Leaving the highway, going around the narrow off-ramp also cut through glacial rock, kids had painted some of the surfaces with white and blue and pink. The surface, slightly iced, blurred the words and lines of their graffiti. The town does not consider it a defacing worth the effort of erasing. I like the natural rock and wish the kids would respect the beauty they are obscuring.

At Nick's favorite place, the ground is still a bit mushy; the pine needles have been cleaned up. The bark of the trees is dark and cold, and the evergreens' young needles have turned their darkest winter green.. The old needles were the golden ones that dropped off and are long gone to composting. Walking in the yard, my feet felt the cold and damp of November.

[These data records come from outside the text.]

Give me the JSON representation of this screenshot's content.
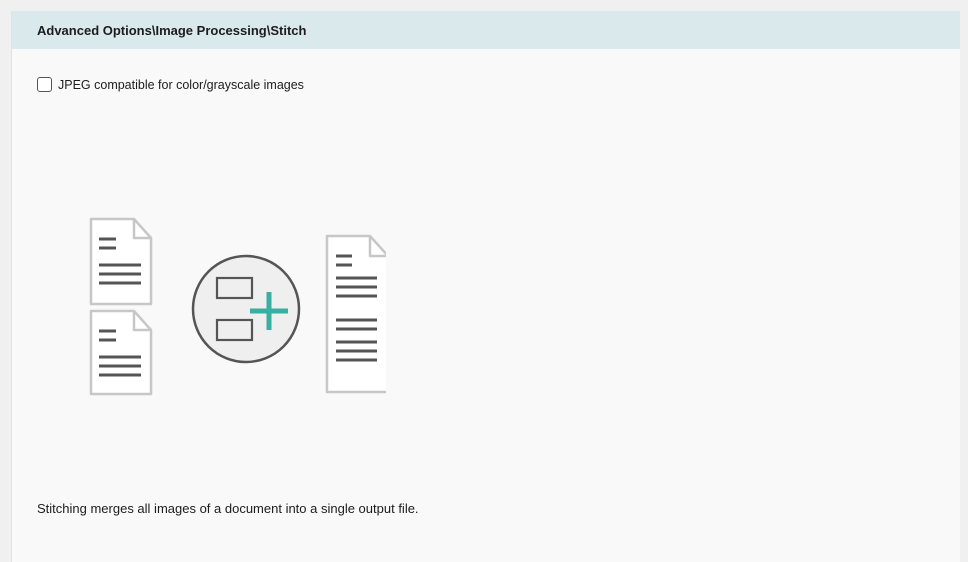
{
  "panel": {
    "title": "Advanced Options\\Image Processing\\Stitch"
  },
  "options": {
    "jpeg_compatible": {
      "label": "JPEG compatible for color/grayscale images",
      "checked": false
    }
  },
  "illustration": {
    "icon": "stitch-illustration-icon",
    "accent_color": "#3aaea0"
  },
  "description": "Stitching merges all images of a document into a single output file."
}
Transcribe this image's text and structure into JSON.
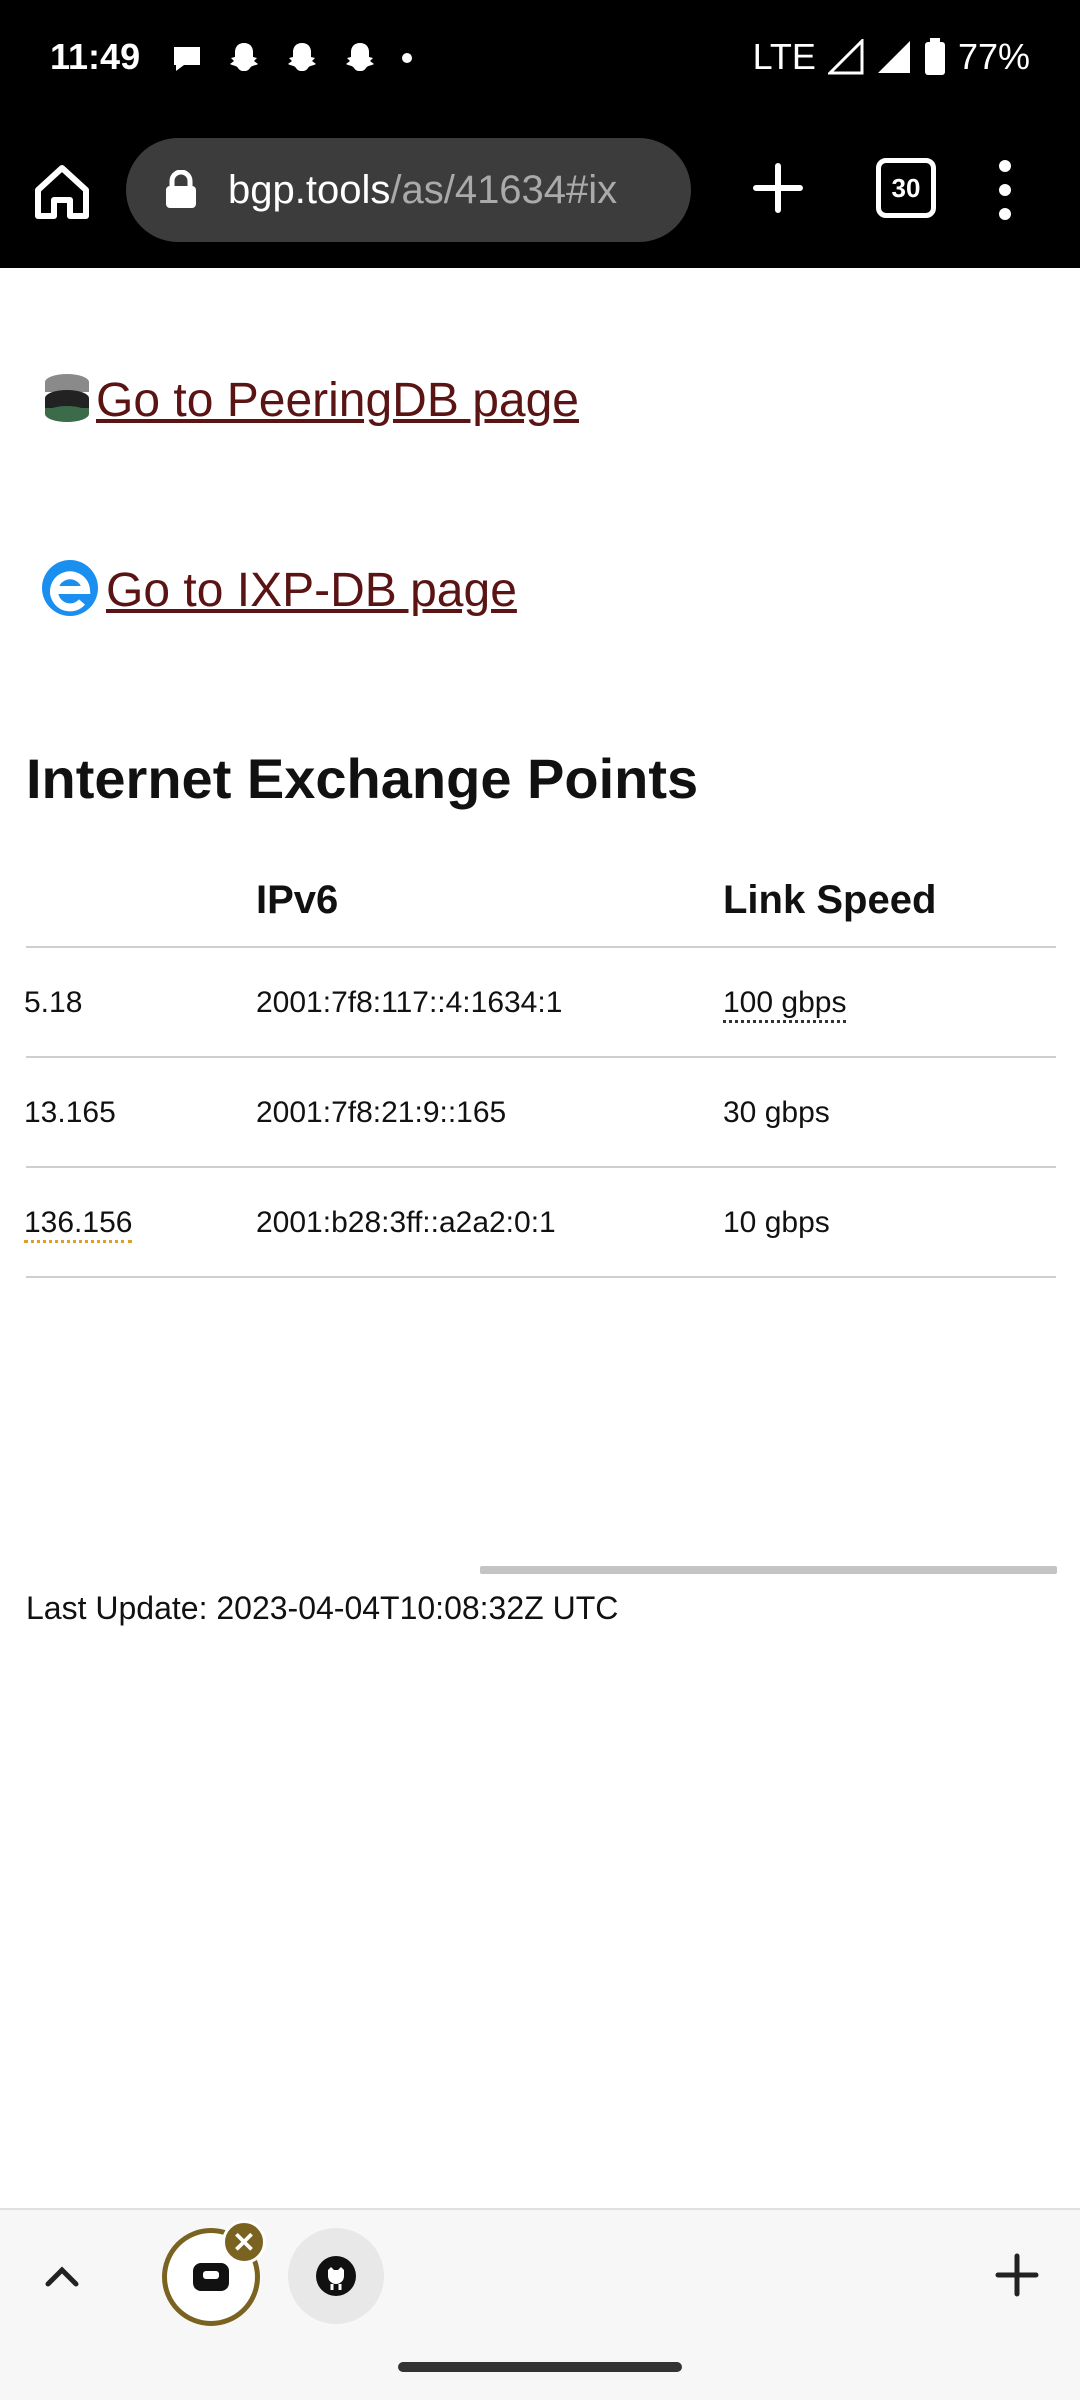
{
  "status_bar": {
    "time": "11:49",
    "network": "LTE",
    "battery": "77%",
    "notification_icons": [
      "chat-icon",
      "snapchat-icon",
      "snapchat-icon",
      "snapchat-icon",
      "dot-icon"
    ]
  },
  "browser": {
    "url_host": "bgp.tools",
    "url_path": "/as/41634#ix",
    "tab_count": "30"
  },
  "links": [
    {
      "label": "Go to PeeringDB page",
      "icon": "peeringdb-icon"
    },
    {
      "label": "Go to IXP-DB page",
      "icon": "ixpdb-icon"
    }
  ],
  "section_title": "Internet Exchange Points",
  "table": {
    "headers": [
      "IPv6",
      "Link Speed"
    ],
    "rows": [
      {
        "ipv4": "5.18",
        "ipv6": "2001:7f8:117::4:1634:1",
        "speed": "100 gbps"
      },
      {
        "ipv4": "13.165",
        "ipv6": "2001:7f8:21:9::165",
        "speed": "30 gbps"
      },
      {
        "ipv4": "136.156",
        "ipv6": "2001:b28:3ff::a2a2:0:1",
        "speed": "10 gbps"
      }
    ]
  },
  "last_update": "Last Update: 2023-04-04T10:08:32Z UTC",
  "colors": {
    "link": "#5a1414",
    "accent_tab": "#7a6221"
  }
}
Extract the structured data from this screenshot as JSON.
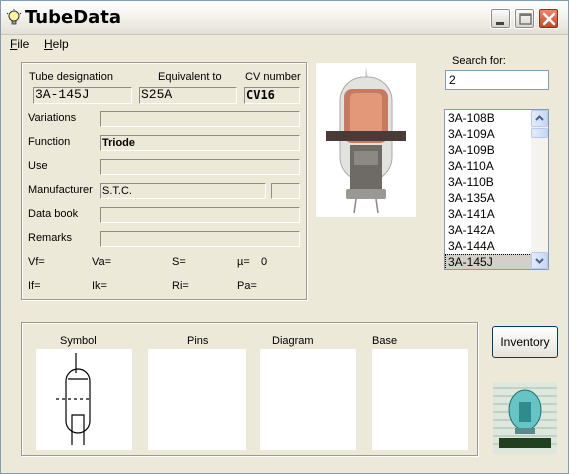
{
  "window": {
    "title": "TubeData"
  },
  "menu": [
    {
      "label": "File",
      "accel": "F",
      "rest": "ile"
    },
    {
      "label": "Help",
      "accel": "H",
      "rest": "elp"
    }
  ],
  "details": {
    "tube_designation_label": "Tube designation",
    "tube_designation_value": "3A-145J",
    "equivalent_label": "Equivalent to",
    "equivalent_value": "S25A",
    "cv_label": "CV number",
    "cv_value": "CV16",
    "variations_label": "Variations",
    "variations_value": "",
    "function_label": "Function",
    "function_value": "Triode",
    "use_label": "Use",
    "use_value": "",
    "manufacturer_label": "Manufacturer",
    "manufacturer_value": "S.T.C.",
    "manufacturer_extra": "",
    "databook_label": "Data book",
    "databook_value": "",
    "remarks_label": "Remarks",
    "remarks_value": ""
  },
  "params": {
    "vf": "Vf=",
    "va": "Va=",
    "s": "S=",
    "mu": "µ=",
    "mu_value": "0",
    "if": "If=",
    "ik": "Ik=",
    "ri": "Ri=",
    "pa": "Pa="
  },
  "search": {
    "label": "Search for:",
    "value": "2"
  },
  "tube_list": {
    "items": [
      "3A-108B",
      "3A-109A",
      "3A-109B",
      "3A-110A",
      "3A-110B",
      "3A-135A",
      "3A-141A",
      "3A-142A",
      "3A-144A",
      "3A-145J"
    ],
    "selected": "3A-145J"
  },
  "bottom": {
    "symbol_label": "Symbol",
    "pins_label": "Pins",
    "diagram_label": "Diagram",
    "base_label": "Base",
    "inventory_label": "Inventory"
  },
  "icons": [
    "lightbulb-icon",
    "minimize-icon",
    "maximize-icon",
    "close-icon",
    "scroll-up-icon",
    "scroll-down-icon",
    "triode-symbol-icon",
    "tube-logo-icon"
  ],
  "colors": {
    "close_button": "#c8421f",
    "list_selection": "#d4d0c8",
    "window_bg": "#ece9d8"
  }
}
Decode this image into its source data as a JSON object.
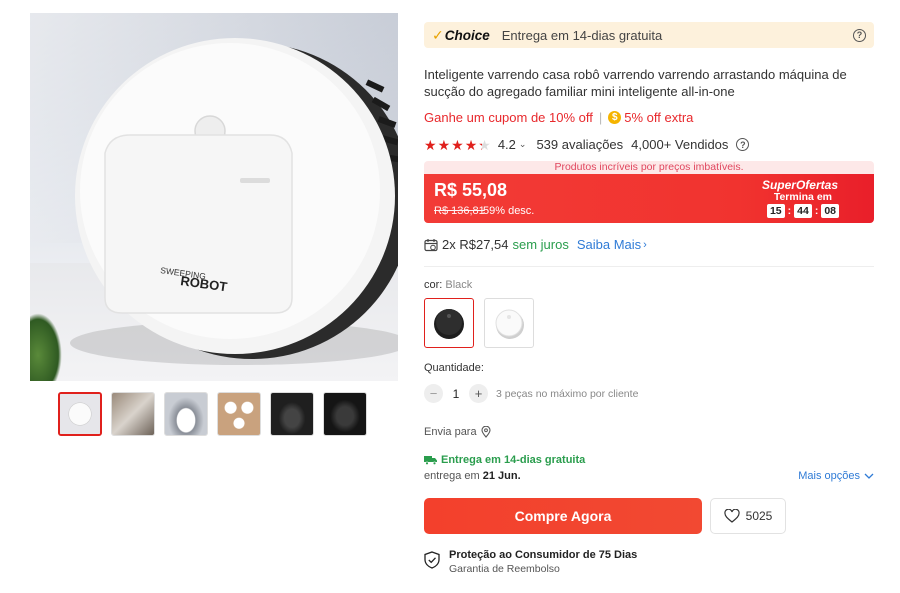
{
  "gallery": {
    "robot_brand_line1": "SWEEPING",
    "robot_brand_line2": "ROBOT",
    "thumbnails": [
      "thumb-1",
      "thumb-2",
      "thumb-3",
      "thumb-4",
      "thumb-5",
      "thumb-6"
    ],
    "active_thumbnail": 0
  },
  "choice": {
    "logo": "Choice",
    "delivery_text": "Entrega em 14-dias gratuita",
    "help_icon": "question-circle-icon"
  },
  "product": {
    "title": "Inteligente varrendo casa robô varrendo varrendo arrastando máquina de sucção do agregado familiar mini inteligente all-in-one"
  },
  "promo": {
    "coupon": "Ganhe um cupom de 10% off",
    "separator": "|",
    "coin_icon": "coin-icon",
    "extra": "5% off extra"
  },
  "rating": {
    "value": "4.2",
    "stars": 4.2,
    "reviews": "539 avaliações",
    "sold": "4,000+ Vendidos"
  },
  "price": {
    "banner": "Produtos incríveis por preços imbatíveis.",
    "current": "R$ 55,08",
    "original": "R$ 136,81",
    "discount": "59% desc.",
    "super_ofertas": "SuperOfertas",
    "ends_in": "Termina em",
    "timer": {
      "h": "15",
      "m": "44",
      "s": "08"
    }
  },
  "installment": {
    "text": "2x R$27,54",
    "no_interest": "sem juros",
    "link": "Saiba Mais"
  },
  "color": {
    "label": "cor:",
    "selected": "Black",
    "options": [
      "Black",
      "White"
    ]
  },
  "quantity": {
    "label": "Quantidade:",
    "value": "1",
    "minus": "−",
    "plus": "+",
    "note": "3 peças no máximo por cliente"
  },
  "shipping": {
    "label": "Envia para",
    "free": "Entrega em 14-dias gratuita",
    "delivery_prefix": "entrega em",
    "delivery_date": "21 Jun.",
    "more_options": "Mais opções"
  },
  "actions": {
    "buy": "Compre Agora",
    "wishlist_count": "5025"
  },
  "protection": {
    "title": "Proteção ao Consumidor de 75 Dias",
    "subtitle": "Garantia de Reembolso"
  },
  "colors": {
    "accent_red": "#e0201c",
    "green": "#2a9d4d",
    "link_blue": "#2f7bd6",
    "choice_bg": "#fdf1dc"
  }
}
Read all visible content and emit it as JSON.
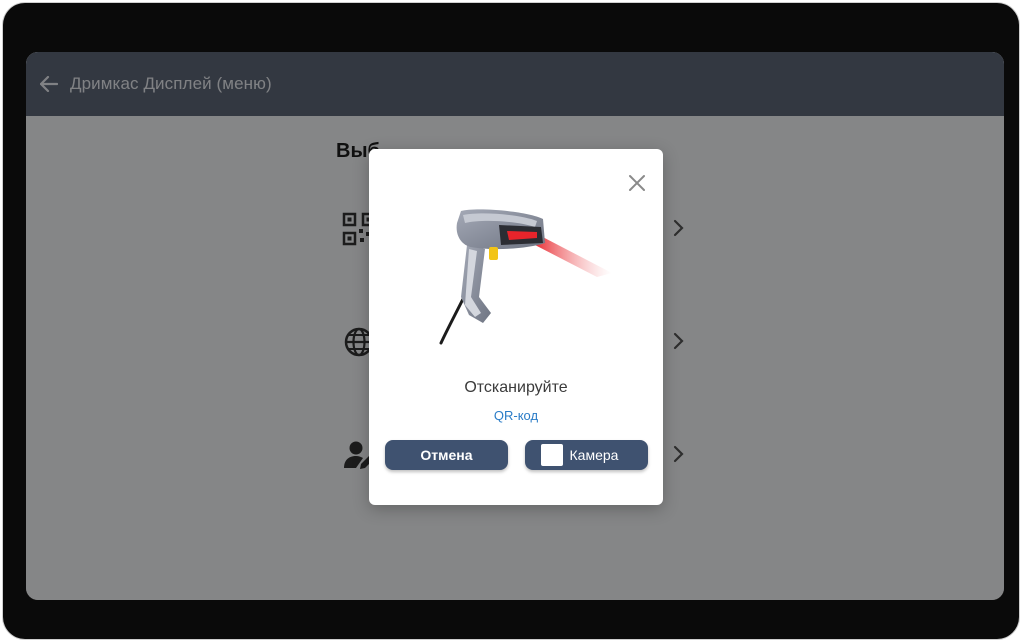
{
  "appbar": {
    "title": "Дримкас Дисплей (меню)",
    "back_icon": "arrow-left-icon"
  },
  "content": {
    "heading": "Выб",
    "options": [
      {
        "icon": "qr-code-icon",
        "label": ""
      },
      {
        "icon": "globe-icon",
        "label": ""
      },
      {
        "icon": "user-edit-icon",
        "label": ""
      }
    ]
  },
  "dialog": {
    "close_icon": "close-icon",
    "illustration": "barcode-scanner-icon",
    "title": "Отсканируйте",
    "subtitle": "QR-код",
    "cancel_label": "Отмена",
    "camera_label": "Камера"
  },
  "colors": {
    "appbar": "#5d6677",
    "button": "#3f5270",
    "link": "#2a7cc7",
    "laser": "#e8242b"
  }
}
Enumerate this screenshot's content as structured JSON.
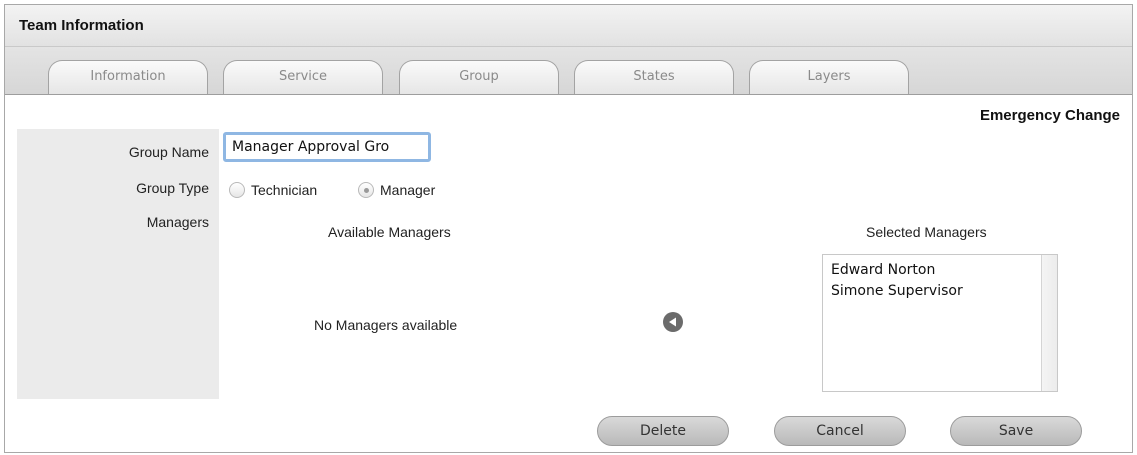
{
  "window": {
    "title": "Team Information"
  },
  "tabs": [
    {
      "label": "Information"
    },
    {
      "label": "Service"
    },
    {
      "label": "Group"
    },
    {
      "label": "States"
    },
    {
      "label": "Layers"
    }
  ],
  "form": {
    "section_title": "Emergency Change",
    "group_name_label": "Group Name",
    "group_name_value": "Manager Approval Gro",
    "group_type_label": "Group Type",
    "group_type_options": [
      {
        "label": "Technician",
        "checked": false
      },
      {
        "label": "Manager",
        "checked": true
      }
    ],
    "managers_label": "Managers",
    "available_header": "Available Managers",
    "available_empty": "No Managers available",
    "selected_header": "Selected Managers",
    "selected_items": [
      "Edward Norton",
      "Simone Supervisor"
    ]
  },
  "actions": {
    "delete_label": "Delete",
    "cancel_label": "Cancel",
    "save_label": "Save"
  },
  "icons": {
    "move_left": "arrow-left-icon"
  }
}
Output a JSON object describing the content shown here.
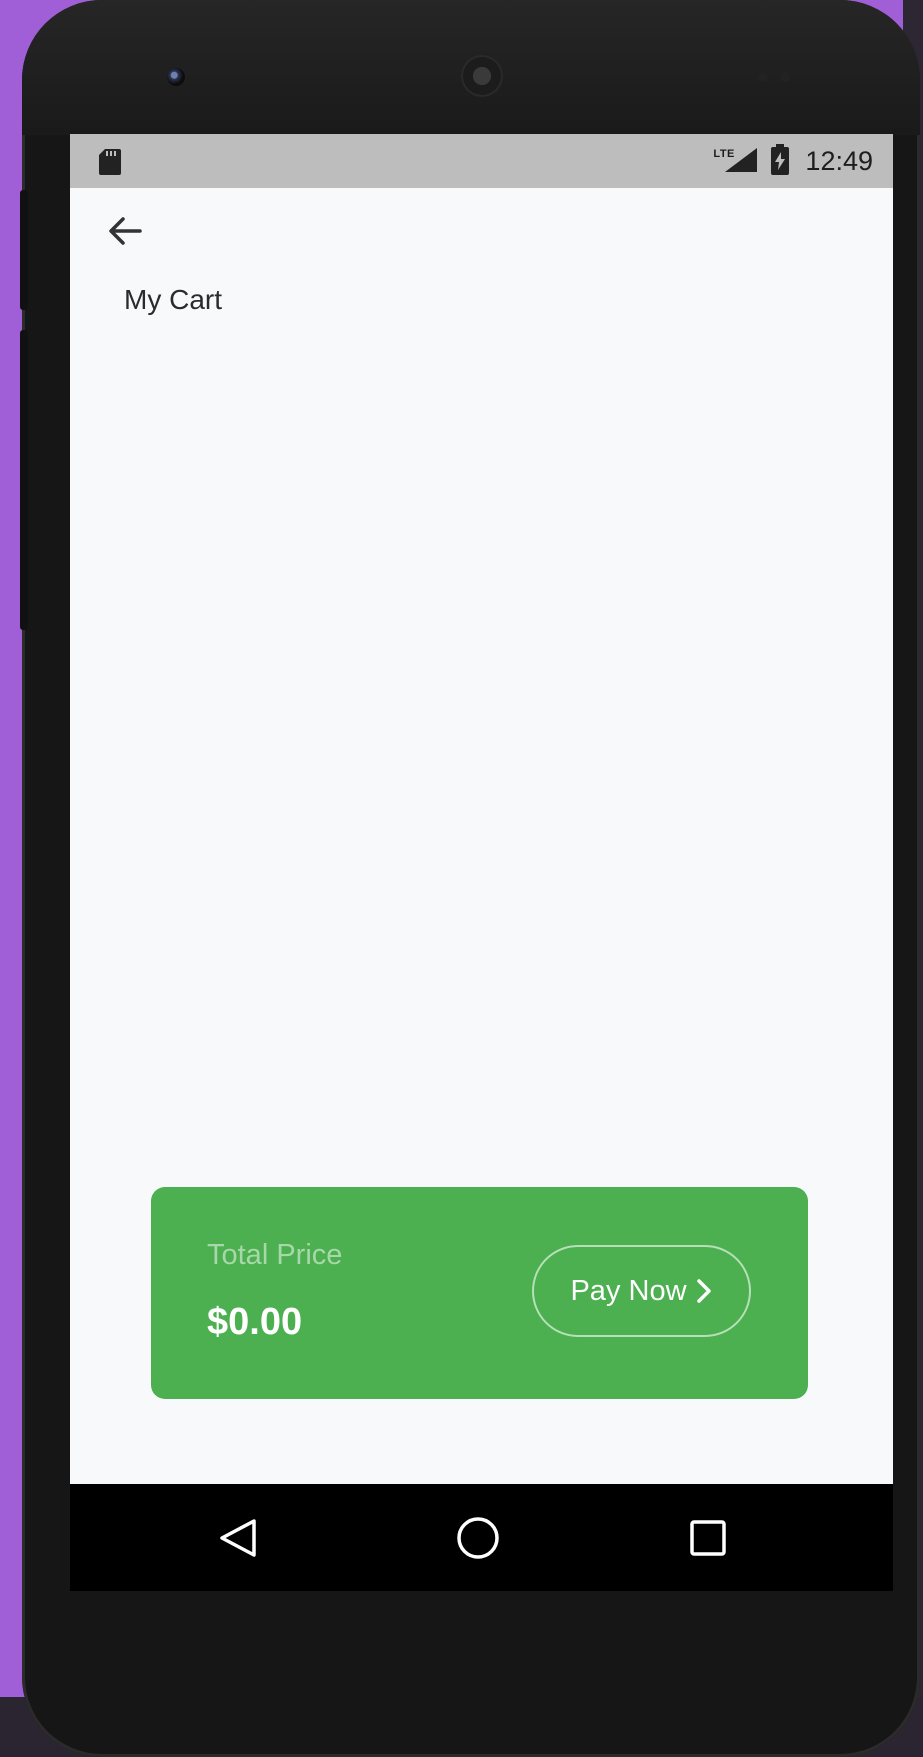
{
  "status_bar": {
    "network_label": "LTE",
    "time": "12:49",
    "icons": [
      "sd-card-icon",
      "lte-signal-icon",
      "battery-charging-icon"
    ]
  },
  "header": {
    "back_icon": "arrow-left-icon",
    "title": "My Cart"
  },
  "summary": {
    "total_label": "Total Price",
    "total_value": "$0.00",
    "pay_label": "Pay Now",
    "pay_icon": "chevron-right-icon"
  },
  "nav_bar": {
    "items": [
      "back-triangle-icon",
      "home-circle-icon",
      "recents-square-icon"
    ]
  },
  "colors": {
    "accent_green": "#4caf50",
    "total_label": "#a7d8a9",
    "status_bar": "#bdbdbd",
    "screen_bg": "#f8f9fa",
    "desktop_bg": "#a05fd6"
  }
}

At home, I clipped the last of the roses, some just budding but nipped by the frost, and put the covers over them. A light gust of wind blew all the covers off within minutes so I went back out to cover them again, and I found a few mid-sized rocks to hold them down. At Yarmouth I picked up some bigger, flatter stones to ensure the "rose cones" will stay put. Tomorrow I will cover the butterfly bush out front, put the lights on the shrubs and try to figure out a way to light my front door for the holidays.
A very nice Boy Scout came by yesterday selling wreaths, nicely decorated and ready to hang. $18. More than I have ever paid for a wreath.I purchased a bag of delicious chocolate covered popcorn from a Cub Scout earlier. $24. I like to think it is going to a good cause.

Cold, bleak November - rocks whose tears freeze on their faces.